Важно отметить, что классический авангард в большей степени симпатизировал как раз машине, а не животному началу в человеке. Радикальные авангардисты, от Малевича и Мондриана до Сола Льюита и Дональда Джадда, создавали свое искусство в соответствии с алгоритмами, в которых девиация и вариативность ограничены генерирующими законами каждого из этих художественных проектов. Однако эти программы принципиально отличались от любой «реальной», «жизненной» программы, поскольку не были ни утилитарными, ни инструментальными. Наши реальные социальные, политические и технологические программы ориентированы на достижение конкретной цели и оцениваются в зависимости от своей эффективности и способности привести к реализации этой цели. В отличие от них программы и машины искусства не имеют телеологической установки.

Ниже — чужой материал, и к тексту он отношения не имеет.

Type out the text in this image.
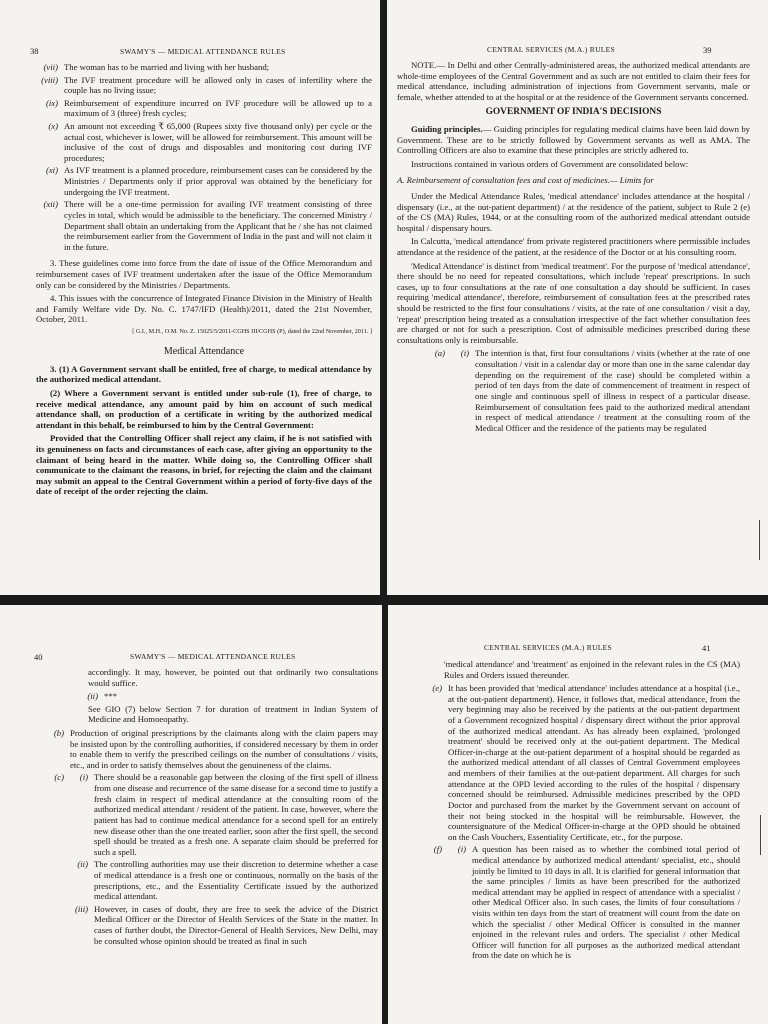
38	SWAMY'S — MEDICAL ATTENDANCE RULES
(vii) The woman has to be married and living with her husband;
(viii) The IVF treatment procedure will be allowed only in cases of infertility where the couple has no living issue;
(ix) Reimbursement of expenditure incurred on IVF procedure will be allowed up to a maximum of 3 (three) fresh cycles;
(x) An amount not exceeding ₹ 65,000 (Rupees sixty five thousand only) per cycle or the actual cost, whichever is lower, will be allowed for reimbursement. This amount will be inclusive of the cost of drugs and disposables and monitoring cost during IVF procedures;
(xi) As IVF treatment is a planned procedure, reimbursement cases can be considered by the Ministries / Departments only if prior approval was obtained by the beneficiary for undergoing the IVF treatment.
(xii) There will be a one-time permission for availing IVF treatment consisting of three cycles in total, which would be admissible to the beneficiary. The concerned Ministry / Department shall obtain an undertaking from the Applicant that he / she has not claimed the reimbursement earlier from the Government of India in the past and will not claim it in the future.

3. These guidelines come into force from the date of issue of the Office Memorandum and reimbursement cases of IVF treatment undertaken after the issue of the Office Memorandum only can be considered by the Ministries / Departments.

4. This issues with the concurrence of Integrated Finance Division in the Ministry of Health and Family Welfare vide Dy. No. C. 1747/IFD (Health)/2011, dated the 21st November, October, 2011.

[ G.I., M.H., O.M. No. Z. 15025/5/2011-CGHS III/CGHS (P), dated the 22nd November, 2011. ]

Medical Attendance

3. (1) A Government servant shall be entitled, free of charge, to medical attendance by the authorized medical attendant.

(2) Where a Government servant is entitled under sub-rule (1), free of charge, to receive medical attendance, any amount paid by him on account of such medical attendance shall, on production of a certificate in writing by the authorized medical attendant in this behalf, be reimbursed to him by the Central Government:

Provided that the Controlling Officer shall reject any claim, if he is not satisfied with its genuineness on facts and circumstances of each case, after giving an opportunity to the claimant of being heard in the matter. While doing so, the Controlling Officer shall communicate to the claimant the reasons, in brief, for rejecting the claim and the claimant may submit an appeal to the Central Government within a period of forty-five days of the date of receipt of the order rejecting the claim.

CENTRAL SERVICES (M.A.) RULES	39

NOTE.— In Delhi and other Centrally-administered areas, the authorized medical attendants are whole-time employees of the Central Government and as such are not entitled to claim their fees for medical attendance, including administration of injections from Government servants, male or female, whether attended to at the hospital or at the residence of the Government servants concerned.

GOVERNMENT OF INDIA'S DECISIONS

Guiding principles.— Guiding principles for regulating medical claims have been laid down by Government. These are to be strictly followed by Government servants as well as AMA. The Controlling Officers are also to examine that these principles are strictly adhered to.

Instructions contained in various orders of Government are consolidated below:

A. Reimbursement of consultation fees and cost of medicines.— Limits for

Under the Medical Attendance Rules, 'medical attendance' includes attendance at the hospital / dispensary (i.e., at the out-patient department) / at the residence of the patient, subject to Rule 2 (e) of the CS (MA) Rules, 1944, or at the consulting room of the authorized medical attendant outside hospital / dispensary hours.

In Calcutta, 'medical attendance' from private registered practitioners where permissible includes attendance at the residence of the patient, at the residence of the Doctor or at his consulting room.

'Medical Attendance' is distinct from 'medical treatment'. For the purpose of 'medical attendance', there should be no need for repeated consultations, which include 'repeat' prescriptions. In such cases, up to four consultations at the rate of one consultation a day should be sufficient. In cases requiring 'medical attendance', therefore, reimbursement of consultation fees at the prescribed rates should be restricted to the first four consultations / visits, at the rate of one consultation / visit a day, 'repeat' prescription being treated as a consultation irrespective of the fact whether consultation fees are charged or not for such a prescription. Cost of admissible medicines prescribed during these consultations only is reimbursable.

(a)	(i) The intention is that, first four consultations / visits (whether at the rate of one consultation / visit in a calendar day or more than one in the same calendar day depending on the requirement of the case) should be completed within a period of ten days from the date of commencement of treatment in respect of one single and continuous spell of illness in respect of a particular disease. Reimbursement of consultation fees paid to the authorized medical attendant in respect of medical attendance / treatment at the consulting room of the Medical Officer and the residence of the patients may be regulated
40	SWAMY'S — MEDICAL ATTENDANCE RULES

accordingly. It may, however, be pointed out that ordinarily two consultations would suffice.

(ii) ***

See GIO (7) below Section 7 for duration of treatment in Indian System of Medicine and Homoeopathy.

(b) Production of original prescriptions by the claimants along with the claim papers may be insisted upon by the controlling authorities, if considered necessary by them in order to enable them to verify the prescribed ceilings on the number of consultations / visits, etc., and in order to satisfy themselves about the genuineness of the claims.
(c)	(i) There should be a reasonable gap between the closing of the first spell of illness from one disease and recurrence of the same disease for a second time to justify a fresh claim in respect of medical attendance at the consulting room of the authorized medical attendant / resident of the patient. In case, however, where the patient has had to continue medical attendance for a second spell for an entirely new disease other than the one treated earlier, soon after the first spell, the second spell should be treated as a fresh one. A separate claim should be preferred for such a spell.
(ii) The controlling authorities may use their discretion to determine whether a case of medical attendance is a fresh one or continuous, normally on the basis of the prescriptions, etc., and the Essentiality Certificate issued by the authorized medical attendant.
(iii) However, in cases of doubt, they are free to seek the advice of the District Medical Officer or the Director of Health Services of the State in the matter. In cases of further doubt, the Director-General of Health Services, New Delhi, may be consulted whose opinion should be treated as final in such
CENTRAL SERVICES (M.A.) RULES	41

'medical attendance' and 'treatment' as enjoined in the relevant rules in the CS (MA) Rules and Orders issued thereunder.

(e) It has been provided that 'medical attendance' includes attendance at a hospital (i.e., at the out-patient department). Hence, it follows that, medical attendance, from the very beginning may also be received by the patients at the out-patient department of a Government recognized hospital / dispensary direct without the prior approval of the authorized medical attendant. As has already been explained, 'prolonged treatment' should be received only at the out-patient department. The Medical Officer-in-charge at the out-patient department of a hospital should be regarded as the authorized medical attendant of all classes of Central Government employees and members of their families at the out-patient department. All charges for such attendance at the OPD levied according to the rules of the hospital / dispensary concerned should be reimbursed. Admissible medicines prescribed by the OPD Doctor and purchased from the market by the Government servant on account of their not being stocked in the hospital will be reimbursable. However, the countersignature of the Medical Officer-in-charge at the OPD should be obtained on the Cash Vouchers, Essentiality Certificate, etc., for the purpose.
(f)	(i) A question has been raised as to whether the combined total period of medical attendance by authorized medical attendant/ specialist, etc., should jointly be limited to 10 days in all. It is clarified for general information that the same principles / limits as have been prescribed for the authorized medical attendant may be applied in respect of attendance with a specialist / other Medical Officer also. In such cases, the limits of four consultations / visits within ten days from the start of treatment will count from the date on which the specialist / other Medical Officer is consulted in the manner enjoined in the relevant rules and orders. The specialist / other Medical Officer will function for all purposes as the authorized medical attendant from the date on which he is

У них нет определенной цели и назначения. Реализация такой программы может быть в любой момент прервана смертью, но сама программа не утратит при этом своей логики. Так искусство реагирует на парадокс неотложности, вытекающий из материалистической теории и призыва реализовать ее на практике. С одной стороны, наша смертность, онтологическая нехватка времени заставляют нас отказаться от созерцательной, пассивной позиции и перейти к действию. Но, с другой стороны, та же самая нехватка диктует нам действие такого рода, которое не имеет конкретной цели и может быть прервано в любой момент. Такое действие изначально не имеет определенного завершения – в отличие от действия, которое заканчивается с достижением цели. Поэтому артистическое действие может продолжаться или повторяться до бесконечности. Недостаток времени трансформируется в бесконечный избыток времени.

Характерно, что операция так называемой эстетизации реальности осуществляется именно в момент перехода от телеологической к нетелеологической интерпретации исторического действия. Не случайно, например, Че Гевара стал символом революционного движения: все революционные начинания Че Гевары закончились неудачами. Но как раз благодаря этому наше внимание переходит от цели революционной деятельности к жизни героя-революционера, не достигшего своих целей. Эта жизнь приобретает в наших глазах блеск и совершенство – независимо от ее практических результатов. И таких примеров множество.

В этом смысле практическая реализация теории посредством искусства также предполагает ее эстетизацию. Сюрреализм можно интерпретировать как эстетизацию психоанализа. В «Первом манифесте сюрреализма» Андре Бретон, как известно, предложил технику автоматического письма. Идея состояла в том, чтобы писать как можно быстрее, чтобы ни сознание, ни бессознательное не поспевали за процессом письма. Здесь имитируется психоаналитический метод свободных ассоциаций, оторванный, однако, от своей нормативной цели. Позднее, после прочтения Маркса, Бретон убеждал читателей «Второго манифеста» взять револьвер и стрелять наугад в толпу: революционное действие здесь также становится бесцельным. Еще до этого дадаисты практиковали дискурс вне смысла и логики – дискурс, который без всякого для него ущерба может быть прерван в любой момент. Примерно то же самое можно сказать о выступлениях Йозефа Бойса: чрезвычайно длинные, они могли быть прекращены когда угодно, поскольку Бойс не ставил цель что-то с их помощью доказать. Это касается и многих других практик современного искусства: они могут быть прерваны или возобновлены когда угодно. Неудача становится невозможной в силу отсутствия критерия успеха. Между тем многие представители арт-мира сетуют по поводу того, что искусство не достигает и не может достичь успеха в «реальной жизни». Реальная жизнь понимается здесь как история, а успех – как исторический успех. Ранее я показал, что понятие истории не совпадает с понятием жизни и, в частности, с понятием реальной жизни, поскольку история – это идеологическая конструкция, базирующаяся на представлении о поступательном движении к определенной цели. Эта телеологическая модель истории берет начало в христианской теологии и не соответствует постхристианскому, постфилософскому, материалистическому видению мира. Искусство освободительно. Оно изменяет мир и освобождает нас. Но оно добивается этого, освобождая нас от истории – освобождая жизнь от истории.